We are continuing to go through the frustration of all the medical professionals immediately jumping to the conclusion that it’s psychological. Even at the kids long covid clinic!
@sewblue@argv_minus_one@clarkiestar I was told, by a doctor, that if you needed medical help that going to a vet made more sense because they were trained in a scientific process and mindset unlike doctors.
Not a 1:1 comparison, as an engineer I need to be able to walk up to a structure or system and figure it how it works and if a problem is safety related or not. I need to know how to build on someone else's work.
Doctors are drilled on a series of pre-determined scripts. XYZ symptoms and test results, ABC diagnosis, perscribe 123 medication or refer elsewhere. The prior science did the thinking and insurance will only back those treatments. Evidence based medicine is rigid and unthinking.

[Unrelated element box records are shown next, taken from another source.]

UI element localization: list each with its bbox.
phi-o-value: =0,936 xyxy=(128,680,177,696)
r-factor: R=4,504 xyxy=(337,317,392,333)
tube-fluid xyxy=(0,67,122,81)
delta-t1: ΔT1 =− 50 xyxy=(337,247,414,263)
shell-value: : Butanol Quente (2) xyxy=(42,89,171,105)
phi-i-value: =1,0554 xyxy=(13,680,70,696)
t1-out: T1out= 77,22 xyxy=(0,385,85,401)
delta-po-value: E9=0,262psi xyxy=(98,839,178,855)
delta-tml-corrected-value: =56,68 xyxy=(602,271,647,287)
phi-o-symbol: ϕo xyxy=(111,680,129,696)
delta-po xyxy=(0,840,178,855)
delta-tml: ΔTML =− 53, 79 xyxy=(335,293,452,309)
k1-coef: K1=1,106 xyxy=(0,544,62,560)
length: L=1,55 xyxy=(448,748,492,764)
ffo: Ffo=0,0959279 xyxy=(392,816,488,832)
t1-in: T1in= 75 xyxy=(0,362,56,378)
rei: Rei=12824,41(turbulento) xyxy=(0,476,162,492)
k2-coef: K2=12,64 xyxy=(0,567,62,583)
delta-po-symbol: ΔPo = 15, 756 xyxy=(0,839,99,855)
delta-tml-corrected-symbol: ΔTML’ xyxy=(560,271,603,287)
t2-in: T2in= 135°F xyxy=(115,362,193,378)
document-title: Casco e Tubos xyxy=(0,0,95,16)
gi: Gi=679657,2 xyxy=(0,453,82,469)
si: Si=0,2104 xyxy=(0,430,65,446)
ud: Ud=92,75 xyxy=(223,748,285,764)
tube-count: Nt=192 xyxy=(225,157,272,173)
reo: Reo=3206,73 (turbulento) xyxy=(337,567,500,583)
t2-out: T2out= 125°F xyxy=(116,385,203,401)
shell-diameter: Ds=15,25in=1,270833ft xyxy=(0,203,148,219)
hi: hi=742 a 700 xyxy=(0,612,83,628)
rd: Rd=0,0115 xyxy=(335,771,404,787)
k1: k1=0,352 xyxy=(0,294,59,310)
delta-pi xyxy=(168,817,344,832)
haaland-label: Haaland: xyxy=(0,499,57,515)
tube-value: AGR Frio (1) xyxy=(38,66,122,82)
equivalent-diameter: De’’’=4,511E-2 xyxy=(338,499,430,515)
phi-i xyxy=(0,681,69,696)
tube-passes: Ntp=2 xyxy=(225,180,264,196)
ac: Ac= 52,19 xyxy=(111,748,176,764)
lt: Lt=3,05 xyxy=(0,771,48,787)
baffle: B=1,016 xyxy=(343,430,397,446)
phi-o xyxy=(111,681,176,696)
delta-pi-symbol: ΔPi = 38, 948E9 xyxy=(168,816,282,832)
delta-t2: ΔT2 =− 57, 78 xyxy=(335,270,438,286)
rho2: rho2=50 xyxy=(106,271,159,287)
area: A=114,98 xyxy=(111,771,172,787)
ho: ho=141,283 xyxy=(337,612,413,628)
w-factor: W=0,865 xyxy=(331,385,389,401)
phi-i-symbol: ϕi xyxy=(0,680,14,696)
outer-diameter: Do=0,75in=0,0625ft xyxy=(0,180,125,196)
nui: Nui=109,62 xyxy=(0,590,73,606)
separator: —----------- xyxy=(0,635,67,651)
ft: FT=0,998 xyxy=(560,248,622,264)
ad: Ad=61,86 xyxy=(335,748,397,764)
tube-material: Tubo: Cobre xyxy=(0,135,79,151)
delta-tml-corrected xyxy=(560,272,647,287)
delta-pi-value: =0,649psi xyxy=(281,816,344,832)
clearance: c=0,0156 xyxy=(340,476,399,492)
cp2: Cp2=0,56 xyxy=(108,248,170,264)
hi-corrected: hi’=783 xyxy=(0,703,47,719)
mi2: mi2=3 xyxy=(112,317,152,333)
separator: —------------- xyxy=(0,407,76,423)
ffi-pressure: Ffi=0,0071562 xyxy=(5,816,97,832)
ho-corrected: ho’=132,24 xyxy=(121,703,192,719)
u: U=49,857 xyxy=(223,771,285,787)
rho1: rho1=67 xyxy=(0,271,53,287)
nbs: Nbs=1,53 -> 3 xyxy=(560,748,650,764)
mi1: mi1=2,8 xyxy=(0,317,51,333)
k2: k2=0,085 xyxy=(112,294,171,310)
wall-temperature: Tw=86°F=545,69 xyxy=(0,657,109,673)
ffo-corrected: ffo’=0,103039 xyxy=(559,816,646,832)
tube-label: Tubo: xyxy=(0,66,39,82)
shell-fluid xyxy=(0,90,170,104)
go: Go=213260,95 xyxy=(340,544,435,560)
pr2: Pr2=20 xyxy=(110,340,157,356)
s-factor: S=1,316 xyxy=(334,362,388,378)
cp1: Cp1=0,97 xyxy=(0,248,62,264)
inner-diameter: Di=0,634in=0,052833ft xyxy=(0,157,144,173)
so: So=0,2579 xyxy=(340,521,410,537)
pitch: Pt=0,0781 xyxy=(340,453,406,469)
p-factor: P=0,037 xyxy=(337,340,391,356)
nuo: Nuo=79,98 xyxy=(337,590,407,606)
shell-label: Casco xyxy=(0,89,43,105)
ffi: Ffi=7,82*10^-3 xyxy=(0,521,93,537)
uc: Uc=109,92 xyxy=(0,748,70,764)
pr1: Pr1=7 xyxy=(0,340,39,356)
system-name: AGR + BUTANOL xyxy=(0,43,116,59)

Go off script, something new to science, and a normal doctor can't figure out what to do, or have the time. Insurance won't pay. Life is not TV.
I've got far, far more professional discretion than a doctor does, and my work is critical to public safety. Medicine also accepts a far higher death and injury rate than is allowed engineers.
The reality of what medicine is today surprised me.
Also, a lot of doctors seem to have an intense aversion to admitting that they don't know what's causing a symptom, and instead accuse the patient of anxiety, laziness, or the like.
Nevermind that dire symptoms can easily *cause* anxiety and laziness. Because, y'know, they're scary and exhausting. Obviously.
What is that all about? Is med school teaching them to think that way?
This right here is a highlights reel of medical incompetence. The existence of #LongCovid was well known almost as soon as the pandemic began…except, seemingly, to doctors.
When most patients know more about a widespread illness than most doctors do, there is something very, very wrong with doctors' training.